The government has also this month reduced the quarantine period for people arriving in the city from Hong Kong from 21 days to 14 days.
Also this month the government has cancelled the requirement to show a negative nucleic acid test result to enter the 41 entertainment complexes in the city, which had been in place since 15 July. The decision was based on the fact that all the visitors from the mainland who entered Macao held a seven-day negative nucleic acid test certificate when entering the city, taking into account prevention measures such as checking health codes, wearing facemasks, dividers between gamers and social distancing inside
The pandemic in mainland China has significantly improved since mid-February. The announcements to allow foreigners to enter China (under very strict guidelines) by both Beijing and Macao’s government came a week after six members of the Chinese People’s Political Consultative Committee (CPPCC) in the city urged Beijing to allow Macao-based foreigners back into the mainland. The sextet called on the central government to lift visiting restrictions on foreign nationals holding a Macao ID card and foreign non-resident workers in Macao.
The proposal to lift visiting restrictions was put together by property developer Chong Sio Kin, businesswoman Tina Ho Teng Iat, lawyer and member of the Executive Council Leonel Alberto Alves, professional nurse Ung Pui Kun, newspaper director Wan Nang Hon and architect Eddie Wong Yue Kai. The sextet attended the annual session of the CPPCC National Committee that took place in Beijing from 4 March. They pointed out that both the mainland and Macao have made a ‘very good’ achievement in bringing COVID-19 under control and that, as a result, travel between the mainland and Macao has been gradually relaxed since last year. Also, the issuing of travel permits for all mainland China residents to visit Macao has resumed since September. The sextet’s proposal also said that foreign nationals holding a Macao ID card and foreign non-resident workers in Macao ‘work and live in Macao, contributing to the development of Macao as well as the Greater Bay Area’.

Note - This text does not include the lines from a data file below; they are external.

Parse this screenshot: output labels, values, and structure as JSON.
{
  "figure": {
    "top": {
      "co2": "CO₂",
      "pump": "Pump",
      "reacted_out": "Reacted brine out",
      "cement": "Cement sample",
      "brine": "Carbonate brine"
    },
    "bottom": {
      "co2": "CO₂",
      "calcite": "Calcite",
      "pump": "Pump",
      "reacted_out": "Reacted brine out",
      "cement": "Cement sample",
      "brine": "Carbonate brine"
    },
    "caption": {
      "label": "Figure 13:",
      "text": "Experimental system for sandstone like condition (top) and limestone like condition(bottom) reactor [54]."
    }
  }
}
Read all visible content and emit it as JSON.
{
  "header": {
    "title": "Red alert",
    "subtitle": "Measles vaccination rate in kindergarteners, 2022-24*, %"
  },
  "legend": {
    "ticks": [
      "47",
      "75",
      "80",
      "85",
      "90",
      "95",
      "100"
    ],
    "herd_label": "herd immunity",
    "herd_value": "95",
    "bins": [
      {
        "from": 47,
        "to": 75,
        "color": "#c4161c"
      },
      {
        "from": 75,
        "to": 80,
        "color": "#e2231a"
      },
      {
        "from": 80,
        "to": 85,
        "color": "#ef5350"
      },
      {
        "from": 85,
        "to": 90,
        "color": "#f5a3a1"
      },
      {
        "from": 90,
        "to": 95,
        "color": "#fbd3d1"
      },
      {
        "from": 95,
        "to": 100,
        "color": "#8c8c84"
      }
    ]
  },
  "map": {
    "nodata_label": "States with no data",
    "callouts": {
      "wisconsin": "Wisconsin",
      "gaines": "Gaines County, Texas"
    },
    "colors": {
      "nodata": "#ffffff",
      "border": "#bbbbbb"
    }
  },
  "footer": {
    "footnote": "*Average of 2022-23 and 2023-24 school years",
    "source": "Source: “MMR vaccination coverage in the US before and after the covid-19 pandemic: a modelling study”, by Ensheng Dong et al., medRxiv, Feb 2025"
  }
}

Chief Executive Ho Iat Seng has since reiterated the continuing need for COVID-19 control efforts and the promotion of social and economic recovery in the city. Speaking during a meeting held at the headquarters of the Central People’s Government Liaison Office in Macao just a few days before we went to print, Ho promised that the government will step up its virus control efforts to ensure that the battle is won and the supply of vaccines is guaranteed for the entire population of the city.
The measures taken by Macao have been praised by Chinese authorities in a show of confidence. On 7 March, China’s Vice Premier Han Zheng met with Ho Iat Seng in Beijing and encouraged the Macao government to continue containing COVID-19 on a regular basis. A month earlier, the new commissioner of the Foreign Ministry in Macao, Liu Xianfa, had also praised the local government’s ‘effective’ measures to prevent and control the spread of the virus. With those measures still in place and with the vaccine programme gathering pace in Macao, that light at the end of the tunnel is getting a little brighter every single day.